Well I just finished adding the triplets to the Nursery (www.HollowbeadRanch.com/animalnursery.htm)! The only problem is that I am having to refer to them as "Buckling #1, Buckling #2, Buckling #3"! So I need help with some names please!!!! :dance: The two Buckskins have Blue-Eyes and the Black one has Brown-Eyes. They all three have moonspots.... so maybe something pertaining to a night sky, the moon, stars, or even something refering to blue... for the two with Blue-Eyes :shrug: I am really open to ANY suggestions!

Here are some more pics of them:


























































Thanks in advance for the help! :leap:


----------



## KW Farms (Jun 21, 2008)

Here are a few that I think might fit them...

Splash
Spotz 
Moonpie
Cresent: Like the cresent moon shape
BlueMoon
Gumdrop
Lollipop
Comet
Pluto
Jupiter
Planet names...
Here's a link to some star names... http://www.naic.edu/~gibson/starnames/starnames.html That might be kinda neat to use one of those.

Well, maybe one of those will work!! Have fun picking the names!!


----------



## sweetgoats (Oct 18, 2007)

Brandi, How about instead of Buck 1,2,3. They be adorable buck 1,2,3..

No are you keeping them? 

We do not name them if I know we are not keeping them. i can not because I will be to attached to them.
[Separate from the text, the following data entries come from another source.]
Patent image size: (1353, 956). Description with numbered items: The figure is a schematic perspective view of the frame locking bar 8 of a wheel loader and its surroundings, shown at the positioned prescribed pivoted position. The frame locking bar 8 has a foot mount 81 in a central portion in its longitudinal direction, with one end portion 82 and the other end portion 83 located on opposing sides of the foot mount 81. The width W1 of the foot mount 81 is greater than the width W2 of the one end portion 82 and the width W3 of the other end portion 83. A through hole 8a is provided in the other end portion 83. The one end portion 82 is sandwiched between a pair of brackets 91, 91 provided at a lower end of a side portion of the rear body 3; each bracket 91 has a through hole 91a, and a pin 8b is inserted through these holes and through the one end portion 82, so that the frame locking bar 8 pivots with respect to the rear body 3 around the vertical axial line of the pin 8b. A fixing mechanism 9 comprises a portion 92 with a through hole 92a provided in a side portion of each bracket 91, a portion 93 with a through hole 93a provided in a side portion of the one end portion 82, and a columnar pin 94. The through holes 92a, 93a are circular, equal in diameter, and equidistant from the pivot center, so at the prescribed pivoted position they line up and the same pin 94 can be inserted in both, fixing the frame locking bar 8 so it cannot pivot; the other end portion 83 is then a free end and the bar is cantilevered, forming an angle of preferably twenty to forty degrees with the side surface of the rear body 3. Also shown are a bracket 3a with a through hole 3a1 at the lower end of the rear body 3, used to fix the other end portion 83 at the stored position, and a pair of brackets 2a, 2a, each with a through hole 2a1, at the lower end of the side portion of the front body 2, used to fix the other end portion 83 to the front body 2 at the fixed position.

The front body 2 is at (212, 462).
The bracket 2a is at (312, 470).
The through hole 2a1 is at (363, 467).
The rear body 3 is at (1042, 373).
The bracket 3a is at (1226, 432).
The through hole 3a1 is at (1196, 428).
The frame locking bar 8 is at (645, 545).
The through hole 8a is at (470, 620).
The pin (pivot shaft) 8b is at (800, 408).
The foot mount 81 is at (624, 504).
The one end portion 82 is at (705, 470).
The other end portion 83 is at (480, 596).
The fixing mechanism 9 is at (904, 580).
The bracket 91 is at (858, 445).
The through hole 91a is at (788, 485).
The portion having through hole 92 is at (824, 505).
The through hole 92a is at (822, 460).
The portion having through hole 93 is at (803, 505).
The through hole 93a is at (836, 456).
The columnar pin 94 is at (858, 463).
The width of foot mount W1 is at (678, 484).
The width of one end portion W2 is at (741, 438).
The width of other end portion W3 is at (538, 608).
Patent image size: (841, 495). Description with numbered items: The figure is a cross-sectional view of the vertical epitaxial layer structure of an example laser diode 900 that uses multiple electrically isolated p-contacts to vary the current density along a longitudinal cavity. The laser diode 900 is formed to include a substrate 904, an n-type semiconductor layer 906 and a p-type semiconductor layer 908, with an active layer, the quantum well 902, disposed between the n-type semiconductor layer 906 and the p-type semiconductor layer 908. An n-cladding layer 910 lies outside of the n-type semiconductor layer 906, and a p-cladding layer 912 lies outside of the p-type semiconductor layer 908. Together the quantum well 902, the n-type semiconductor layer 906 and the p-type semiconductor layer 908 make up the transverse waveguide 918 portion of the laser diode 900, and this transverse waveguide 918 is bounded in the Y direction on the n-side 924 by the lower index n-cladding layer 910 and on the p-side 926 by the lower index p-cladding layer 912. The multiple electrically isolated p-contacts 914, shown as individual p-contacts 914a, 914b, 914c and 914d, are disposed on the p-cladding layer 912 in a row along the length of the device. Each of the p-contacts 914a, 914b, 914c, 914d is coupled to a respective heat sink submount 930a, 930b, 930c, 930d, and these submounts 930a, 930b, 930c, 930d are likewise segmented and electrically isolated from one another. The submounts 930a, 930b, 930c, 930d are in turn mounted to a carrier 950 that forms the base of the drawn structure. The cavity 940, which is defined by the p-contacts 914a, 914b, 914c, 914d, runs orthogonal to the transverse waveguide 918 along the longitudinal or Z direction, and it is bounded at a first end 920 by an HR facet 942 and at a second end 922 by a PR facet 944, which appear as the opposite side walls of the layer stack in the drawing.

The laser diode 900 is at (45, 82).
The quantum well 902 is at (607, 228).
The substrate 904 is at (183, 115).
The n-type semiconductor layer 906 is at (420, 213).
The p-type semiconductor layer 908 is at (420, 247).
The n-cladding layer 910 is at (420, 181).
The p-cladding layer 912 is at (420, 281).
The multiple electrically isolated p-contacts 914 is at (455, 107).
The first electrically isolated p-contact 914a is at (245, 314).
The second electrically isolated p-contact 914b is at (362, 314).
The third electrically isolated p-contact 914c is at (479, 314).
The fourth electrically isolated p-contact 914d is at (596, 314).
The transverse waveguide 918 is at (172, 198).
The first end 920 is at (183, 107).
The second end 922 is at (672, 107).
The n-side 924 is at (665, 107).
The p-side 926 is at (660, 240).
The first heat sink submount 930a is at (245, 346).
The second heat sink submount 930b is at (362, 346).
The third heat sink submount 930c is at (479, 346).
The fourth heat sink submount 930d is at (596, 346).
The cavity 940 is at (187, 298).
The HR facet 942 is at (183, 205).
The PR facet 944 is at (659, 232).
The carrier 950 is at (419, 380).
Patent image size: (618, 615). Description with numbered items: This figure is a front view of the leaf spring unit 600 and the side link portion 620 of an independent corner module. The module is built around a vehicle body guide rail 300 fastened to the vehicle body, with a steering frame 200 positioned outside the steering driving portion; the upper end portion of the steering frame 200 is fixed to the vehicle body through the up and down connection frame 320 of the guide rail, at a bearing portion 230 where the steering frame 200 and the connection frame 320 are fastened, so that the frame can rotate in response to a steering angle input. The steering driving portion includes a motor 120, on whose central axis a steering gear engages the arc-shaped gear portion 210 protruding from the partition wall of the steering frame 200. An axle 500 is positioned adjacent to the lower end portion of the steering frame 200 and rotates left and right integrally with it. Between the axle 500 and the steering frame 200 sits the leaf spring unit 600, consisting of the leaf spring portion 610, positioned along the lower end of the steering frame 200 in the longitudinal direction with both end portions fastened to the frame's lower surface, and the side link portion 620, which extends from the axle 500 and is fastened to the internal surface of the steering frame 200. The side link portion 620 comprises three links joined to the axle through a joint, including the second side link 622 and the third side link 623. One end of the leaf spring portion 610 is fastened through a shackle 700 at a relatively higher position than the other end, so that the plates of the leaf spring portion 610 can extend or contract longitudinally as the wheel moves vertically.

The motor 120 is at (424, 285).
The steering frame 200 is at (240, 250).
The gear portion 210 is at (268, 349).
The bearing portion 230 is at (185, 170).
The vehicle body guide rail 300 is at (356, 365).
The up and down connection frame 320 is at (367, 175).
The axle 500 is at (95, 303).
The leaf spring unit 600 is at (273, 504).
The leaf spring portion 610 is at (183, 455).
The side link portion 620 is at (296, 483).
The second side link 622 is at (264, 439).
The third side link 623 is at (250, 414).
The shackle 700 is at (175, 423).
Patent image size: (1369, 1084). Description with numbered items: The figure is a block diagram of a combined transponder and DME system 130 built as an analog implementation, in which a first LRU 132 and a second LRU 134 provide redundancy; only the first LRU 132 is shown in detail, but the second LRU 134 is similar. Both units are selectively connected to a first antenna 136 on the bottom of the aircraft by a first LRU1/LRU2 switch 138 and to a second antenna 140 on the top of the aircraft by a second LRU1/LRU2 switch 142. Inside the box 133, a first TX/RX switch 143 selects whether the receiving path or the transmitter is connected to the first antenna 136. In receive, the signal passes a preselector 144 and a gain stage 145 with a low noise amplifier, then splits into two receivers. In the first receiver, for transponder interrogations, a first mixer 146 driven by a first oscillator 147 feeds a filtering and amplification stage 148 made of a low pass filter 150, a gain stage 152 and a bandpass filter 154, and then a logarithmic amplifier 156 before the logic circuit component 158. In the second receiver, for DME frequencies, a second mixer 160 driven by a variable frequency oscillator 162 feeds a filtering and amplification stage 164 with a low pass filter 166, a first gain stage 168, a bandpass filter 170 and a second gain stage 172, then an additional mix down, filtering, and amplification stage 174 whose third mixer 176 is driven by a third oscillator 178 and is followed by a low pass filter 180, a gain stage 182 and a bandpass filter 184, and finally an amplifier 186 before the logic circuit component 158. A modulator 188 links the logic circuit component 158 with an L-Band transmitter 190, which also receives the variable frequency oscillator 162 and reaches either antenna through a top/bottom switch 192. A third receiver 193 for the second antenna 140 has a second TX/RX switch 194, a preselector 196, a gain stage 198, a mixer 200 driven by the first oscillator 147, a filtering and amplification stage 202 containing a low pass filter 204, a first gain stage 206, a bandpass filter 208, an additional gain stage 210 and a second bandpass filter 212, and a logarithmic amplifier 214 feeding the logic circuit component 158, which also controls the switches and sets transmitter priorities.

Even when I sell them I tell the people to name them so I can get the correct name on the Scrapie tag information. 

I have them listed on my web site with their dam and Sire and then the babies, so they can see who they came from.


----------



## HollowbeadRanch (Oct 5, 2007)

Kylee- I really like Moonpie, Draco, and Aries (the last two are from the star names link)! What does everyone think of those???

Lori- Thank you! No, I won't be able to keep any of them (and it is KILLING me!). They are related to all 5 Does that I purchased! I usually go ahead and name them (easier to keep up with in my records when they have names... instead of saying "dark buckskin buckling with blue-eyes and moonspots..." know what i mean?) and then if the buyer wants to rename them they are more than welcome to :greengrin: Plus I just enjoy picking out names for them :wink:


----------



## HollowbeadRanch (Oct 5, 2007)

:ROFL: I just had a brilliant idea!!!! :ROFL: Unless I find some names that I like better... their names are now RC, Cola, and MoonPie! :greengrin:


----------



## KW Farms (Jun 21, 2008)

:ROFL: I like it Brandi!!


----------



## liz (Oct 5, 2007)

Brandi your choice for names is great! Luv'em. Now....does the lil' B/W cutie have BE? He is just adorable...and my DH just loved the pic of he and his brother together...the 7th pic..that buckskin face is just adorable!!!


----------



## redneck_acres (Oct 18, 2007)

I found an easy way to name kids.......just ask kids. I asked my middle born neice what I should name a doe kid out of Kalilily-should she have a doe kid-and she said "Rose". So, that will be the name if it is a doe.


----------



## HollowbeadRanch (Oct 5, 2007)

Thank you both! I am tickled with the names :greengrin: 

Liz- Honestly... MoonPie (black Buckling) is the sweetest one of them all!! You heard "curiosity killed the cat"??? well... I am beginning to believe it killed the goat too! :ROFL: He is SO curious and full of energy! It is really going to break my heart when he has to go  He doesn't have blue-eyes.... only one out of the three that doesn't. It is absolutely COVERED in moonspots though! He has a few little chocolate moonspots on his face also! He is just the cutest thing!  If you decide you want him.... you just let me know :wink:


----------